From line 1 to line 25 I allocate global memory.
Line 26 to 47 is the main loop to call my kernel function cuda_fitting, which is an external c wrapper invoking global function defined in .cu file. The grid dimension is dynamically calulated and then used in cuda_fitting function. In each cycle cuda_fitting function is invoked twice with around 800 kernels launched. I assume compiler automatically release and reused registers every time when cuda_fitting function returns. But in reality after 3 cycles I have register spilling problem exactly in the same way as I launched 2400 kernels in the same time!

Questions seeking assistance with debugging or optimization should include a minimal complete example that reproduces the issue of interest.
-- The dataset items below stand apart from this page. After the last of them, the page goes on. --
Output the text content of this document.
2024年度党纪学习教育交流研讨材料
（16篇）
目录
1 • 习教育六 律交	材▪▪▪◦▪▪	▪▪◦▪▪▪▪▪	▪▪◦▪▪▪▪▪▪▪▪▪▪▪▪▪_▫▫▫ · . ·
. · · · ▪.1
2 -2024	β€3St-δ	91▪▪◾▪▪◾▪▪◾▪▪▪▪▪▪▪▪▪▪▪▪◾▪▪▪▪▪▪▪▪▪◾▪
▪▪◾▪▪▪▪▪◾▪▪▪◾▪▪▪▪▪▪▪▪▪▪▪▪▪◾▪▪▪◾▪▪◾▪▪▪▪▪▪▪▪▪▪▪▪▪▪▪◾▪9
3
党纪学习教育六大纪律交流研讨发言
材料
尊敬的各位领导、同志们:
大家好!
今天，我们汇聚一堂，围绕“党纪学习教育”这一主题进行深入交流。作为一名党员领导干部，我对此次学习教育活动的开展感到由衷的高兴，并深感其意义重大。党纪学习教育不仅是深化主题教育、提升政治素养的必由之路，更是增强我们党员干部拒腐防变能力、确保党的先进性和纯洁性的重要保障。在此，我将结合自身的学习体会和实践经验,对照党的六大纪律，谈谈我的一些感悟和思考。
In other words, code that others can cut from the forum post, paste into their favorite editor or IDE, compile and run to locally reproduce whatever the issue at hand is.

Think about collaborative internet debugging / tuning like getting your car fixed. A car mechanic needs access to the entire vehicle in order to reproduce the customer issue before they can diagnose and fix the problem. Showing up at the mechanics with a quarter of a car (“I think the problem is in the driver-side front of the car, so I brought that portion”) and describing the rest of the car to them generally won’t work.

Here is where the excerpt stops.